This ethos, in part, fueled the decision early in Mathas' tenure to shed much of the company's international life insurance operations, which due to regulatory and structural differences didn't create the mutually beneficial relationship that exists with its U.S. customer base. The company retained one international business in a Mexico life operation.

Thomas Rosendale, a senior director with AM Best, said one of the advantages of mutuality is that when mutual companies accumulate capital through earnings they don't have to pay a portion out to stockholders separately.

“They also don't have to manage their financial statements strictly to the quarter,” Rosendale said. Mutual companies “can manage for the longer term. They can be more patient, they can accept some fluctuation in earnings and performance over the short term to meet longer term objectives.”

Early Days

It's quite a journey for a lawyer by training who never envisioned himself in the insurance industry.

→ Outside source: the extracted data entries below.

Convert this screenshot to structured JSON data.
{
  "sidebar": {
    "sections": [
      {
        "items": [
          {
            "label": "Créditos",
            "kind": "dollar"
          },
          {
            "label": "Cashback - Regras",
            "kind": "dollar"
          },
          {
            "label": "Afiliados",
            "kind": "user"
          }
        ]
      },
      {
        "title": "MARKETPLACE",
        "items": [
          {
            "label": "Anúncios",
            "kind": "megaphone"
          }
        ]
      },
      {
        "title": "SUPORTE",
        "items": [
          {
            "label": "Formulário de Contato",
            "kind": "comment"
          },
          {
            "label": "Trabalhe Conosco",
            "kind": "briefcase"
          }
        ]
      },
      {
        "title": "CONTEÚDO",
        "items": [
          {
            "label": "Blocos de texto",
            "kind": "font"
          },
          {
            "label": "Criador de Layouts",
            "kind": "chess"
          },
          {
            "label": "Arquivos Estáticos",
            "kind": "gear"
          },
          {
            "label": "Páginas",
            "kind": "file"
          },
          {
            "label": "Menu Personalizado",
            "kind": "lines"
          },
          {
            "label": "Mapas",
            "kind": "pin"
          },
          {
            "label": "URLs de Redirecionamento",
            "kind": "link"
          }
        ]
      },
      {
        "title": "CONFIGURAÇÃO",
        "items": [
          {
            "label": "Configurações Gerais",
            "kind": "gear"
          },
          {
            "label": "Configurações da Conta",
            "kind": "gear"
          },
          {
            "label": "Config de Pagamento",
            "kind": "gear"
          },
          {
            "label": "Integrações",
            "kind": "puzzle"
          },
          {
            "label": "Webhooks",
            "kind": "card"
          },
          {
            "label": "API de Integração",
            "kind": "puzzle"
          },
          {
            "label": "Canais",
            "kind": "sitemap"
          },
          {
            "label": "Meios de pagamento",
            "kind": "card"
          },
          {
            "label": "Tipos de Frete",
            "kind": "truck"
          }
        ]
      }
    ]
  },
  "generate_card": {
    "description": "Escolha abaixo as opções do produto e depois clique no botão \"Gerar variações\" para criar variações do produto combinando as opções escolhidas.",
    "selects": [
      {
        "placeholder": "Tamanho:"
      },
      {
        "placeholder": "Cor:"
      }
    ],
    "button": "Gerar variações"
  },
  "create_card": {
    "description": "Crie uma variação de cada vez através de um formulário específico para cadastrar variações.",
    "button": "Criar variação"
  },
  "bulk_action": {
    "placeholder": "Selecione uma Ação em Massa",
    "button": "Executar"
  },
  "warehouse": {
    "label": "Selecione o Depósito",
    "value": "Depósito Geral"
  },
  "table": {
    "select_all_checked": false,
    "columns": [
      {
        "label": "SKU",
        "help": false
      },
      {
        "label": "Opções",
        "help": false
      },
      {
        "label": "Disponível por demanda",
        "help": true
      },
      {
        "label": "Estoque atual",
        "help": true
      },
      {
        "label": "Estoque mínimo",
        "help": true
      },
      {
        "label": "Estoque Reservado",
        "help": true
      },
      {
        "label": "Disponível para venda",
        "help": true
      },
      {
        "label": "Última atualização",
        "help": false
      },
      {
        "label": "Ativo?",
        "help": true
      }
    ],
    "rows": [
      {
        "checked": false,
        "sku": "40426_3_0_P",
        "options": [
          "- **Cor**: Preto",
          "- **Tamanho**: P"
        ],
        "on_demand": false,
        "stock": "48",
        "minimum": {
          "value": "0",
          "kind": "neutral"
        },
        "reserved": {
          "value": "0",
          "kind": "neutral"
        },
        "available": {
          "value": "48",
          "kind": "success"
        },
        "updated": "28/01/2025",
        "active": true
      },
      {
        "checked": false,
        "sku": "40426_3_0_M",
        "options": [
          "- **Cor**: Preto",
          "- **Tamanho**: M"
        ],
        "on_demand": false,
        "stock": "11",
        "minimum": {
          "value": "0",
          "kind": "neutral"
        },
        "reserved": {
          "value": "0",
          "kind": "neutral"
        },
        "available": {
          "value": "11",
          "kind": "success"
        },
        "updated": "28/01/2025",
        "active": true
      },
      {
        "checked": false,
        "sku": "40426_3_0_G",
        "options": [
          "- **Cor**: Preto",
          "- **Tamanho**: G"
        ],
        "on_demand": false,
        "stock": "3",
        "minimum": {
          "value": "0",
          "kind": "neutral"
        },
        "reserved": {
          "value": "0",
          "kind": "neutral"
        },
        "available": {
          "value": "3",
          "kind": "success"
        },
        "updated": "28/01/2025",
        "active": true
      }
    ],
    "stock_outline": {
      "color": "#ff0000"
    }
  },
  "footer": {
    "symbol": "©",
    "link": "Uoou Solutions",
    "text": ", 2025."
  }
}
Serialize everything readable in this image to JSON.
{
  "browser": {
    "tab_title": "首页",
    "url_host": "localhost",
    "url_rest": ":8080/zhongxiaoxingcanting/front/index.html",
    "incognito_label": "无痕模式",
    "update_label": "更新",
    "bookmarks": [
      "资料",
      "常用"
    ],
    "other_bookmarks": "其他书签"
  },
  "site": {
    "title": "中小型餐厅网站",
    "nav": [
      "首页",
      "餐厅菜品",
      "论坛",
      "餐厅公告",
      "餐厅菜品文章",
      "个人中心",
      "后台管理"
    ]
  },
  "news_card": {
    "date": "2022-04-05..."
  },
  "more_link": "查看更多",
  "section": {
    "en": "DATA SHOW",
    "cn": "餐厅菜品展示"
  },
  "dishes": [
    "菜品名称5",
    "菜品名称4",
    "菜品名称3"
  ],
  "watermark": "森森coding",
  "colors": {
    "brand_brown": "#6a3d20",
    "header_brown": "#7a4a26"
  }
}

Mathas first gained a new respect for what it does after his freshman year at the University of Richmond in his home state of Virginia. Though Richmond is a good school, he longed for Stanford University. Financial constraints put Stanford out of reach until his father borrowed against a life insurance policy to bankroll his transfer. He never looked back.

Mathas joined New York Life in June 1995 as an officer in the asset management department, and assumed the top position in July of 2008.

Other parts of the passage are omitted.